确保 cpu_burner.c 存在于同一目录下（可以从之前的示例复制）。
保存 run_cpu_quota_test.py。
chmod +x run_cpu_quota_test.py
在一个终端中运行 sudo ./run_cpu_quota_test.py。
在另一个终端中，运行 top 或 htop，你会看到 cpu_burner 进程的 CPU 使用率被严格限制在 50% 左右（或者 quota_us / period_us * 100%）。即使系统有多余的 CPU 资源，它也无法超过这个上限。
cpu.stat 文件会提供详细的统计信息，如 nr_periods（调度周期总数）、nr_throttled（被节流的周期数）、throttled_time（被节流的总时间）。这些数据可以帮助你理解配额的实际效果。

实时调度 (RT) 配额 (cpu.rt_period_us, cpu.rt_runtime_us)：为关键任务保驾护航

cpu 控制器也支持对实时进程（使用 SCHED_FIFO 或 SCHED_RR 调度策略的进程）进行配额限制。
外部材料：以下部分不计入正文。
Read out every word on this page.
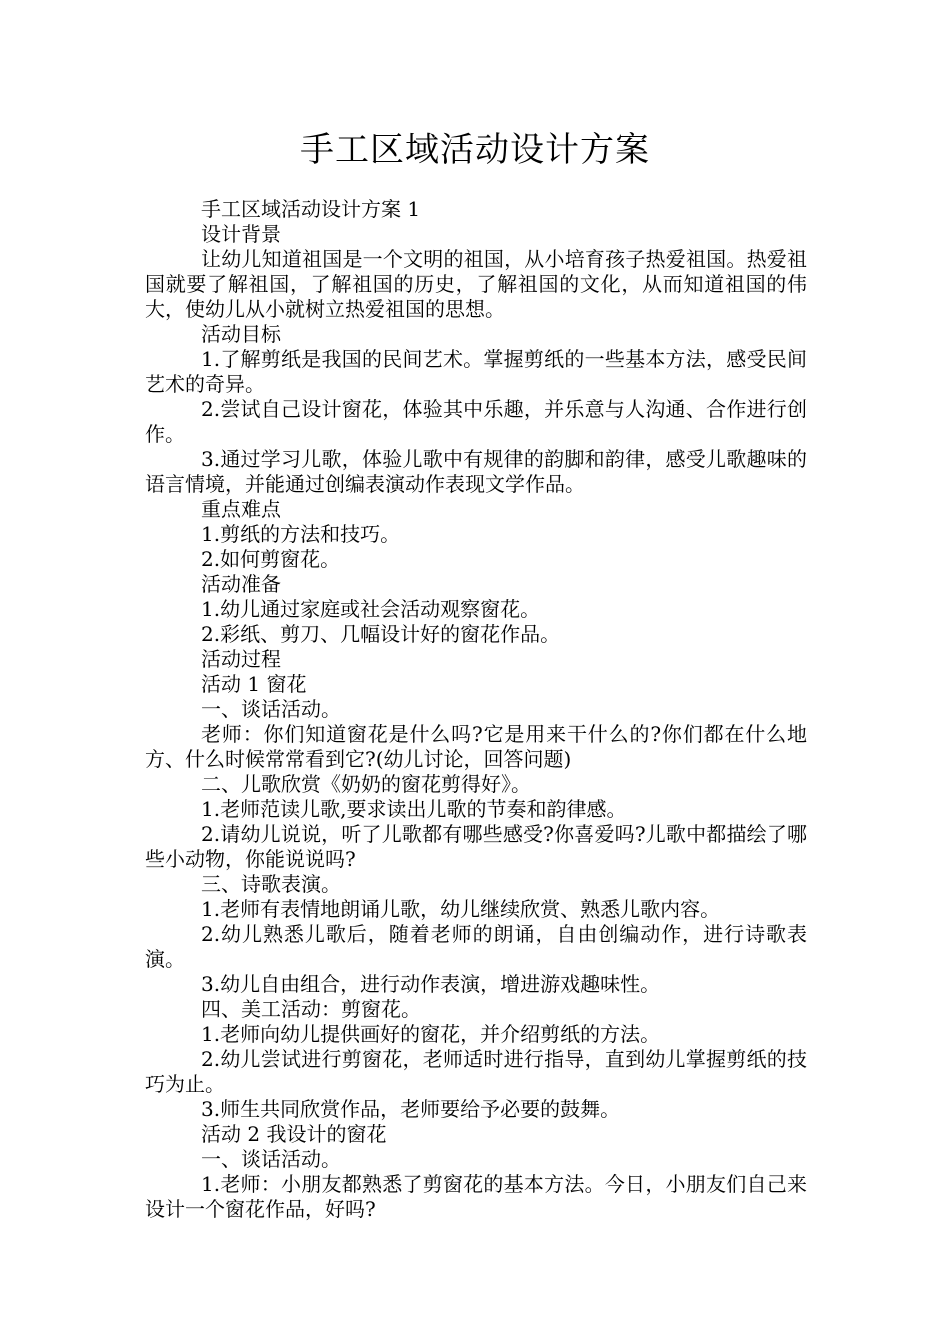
手工区域活动设计方案

手工区域活动设计方案 1

设计背景

让幼儿知道祖国是一个文明的祖国，从小培育孩子热爱祖国。热爱祖国就要了解祖国，了解祖国的历史，了解祖国的文化，从而知道祖国的伟大，使幼儿从小就树立热爱祖国的思想。

活动目标

1.了解剪纸是我国的民间艺术。掌握剪纸的一些基本方法，感受民间艺术的奇异。

2.尝试自己设计窗花，体验其中乐趣，并乐意与人沟通、合作进行创作。

3.通过学习儿歌，体验儿歌中有规律的韵脚和韵律，感受儿歌趣味的语言情境，并能通过创编表演动作表现文学作品。

重点难点

1.剪纸的方法和技巧。

2.如何剪窗花。

活动准备

1.幼儿通过家庭或社会活动观察窗花。

2.彩纸、剪刀、几幅设计好的窗花作品。

活动过程

活动 1 窗花

一、谈话活动。

老师：你们知道窗花是什么吗?它是用来干什么的?你们都在什么地方、什么时候常常看到它?(幼儿讨论，回答问题)

二、儿歌欣赏《奶奶的窗花剪得好》。

1.老师范读儿歌,要求读出儿歌的节奏和韵律感。

2.请幼儿说说，听了儿歌都有哪些感受?你喜爱吗?儿歌中都描绘了哪些小动物，你能说说吗?

三、诗歌表演。

1.老师有表情地朗诵儿歌，幼儿继续欣赏、熟悉儿歌内容。

2.幼儿熟悉儿歌后，随着老师的朗诵，自由创编动作，进行诗歌表演。

3.幼儿自由组合，进行动作表演，增进游戏趣味性。

四、美工活动：剪窗花。

1.老师向幼儿提供画好的窗花，并介绍剪纸的方法。

2.幼儿尝试进行剪窗花，老师适时进行指导，直到幼儿掌握剪纸的技巧为止。

3.师生共同欣赏作品，老师要给予必要的鼓舞。

活动 2 我设计的窗花

一、谈话活动。

1.老师：小朋友都熟悉了剪窗花的基本方法。今日，小朋友们自己来设计一个窗花作品，好吗?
这对于需要严格实时响应的系统非常重要，但也需要谨慎配置，以防系统不稳定。

原理与注意事项
- cpu.rt_period_us：实时调度周期，单位微秒。默认值通常是 1000000 us (1秒)。
- cpu.rt_runtime_us：在一个 rt_period_us 内，该 cgroup 中的实时进程可以使用的最大 CPU 时间，单位微秒。
- 计算方法：实时进程的 CPU 核心配额 = cpu.rt_runtime_us / cpu.rt_period_us。
- 应用场景：硬实时系统，例如工业控制、航空航天等。
- 注意事项：配置不当可能导致普通进程饥饿，甚至系统完全无响应。设置 rt_runtime_us 必须小于 rt_period_us。配置实时 cgroups 通常需要 CAP_SYS_NICE 权限。
命令行实践：配置实时配额

# 1. 创建一个新的 cgroup
sudo mkdir /sys/fs/cgroup/cpu/my_rt_group

# 2. 设置 rt_period_us 和 rt_runtime_us
# 假设我们希望该 cgroup 中的实时进程在一个 1秒的周期内最多运行 100ms (0.1 CPU)
sudo sh -c "echo 1000000 > /sys/fs/cgroup/cpu/my_rt_group/cpu.rt_period_us"
sudo sh -c "echo 100000 > /sys/fs/cgroup/cpu/my_rt_group/cpu.rt_runtime_us"

# 3. 验证设置
cat /sys/fs/cgroup/cpu/my_rt_group/cpu.rt_period_us
cat /sys/fs/cgroup/cpu/my_rt_group/cpu.rt_runtime_us

echo "cgroup 'my_rt_group' created with 0.1 CPU core RT limit."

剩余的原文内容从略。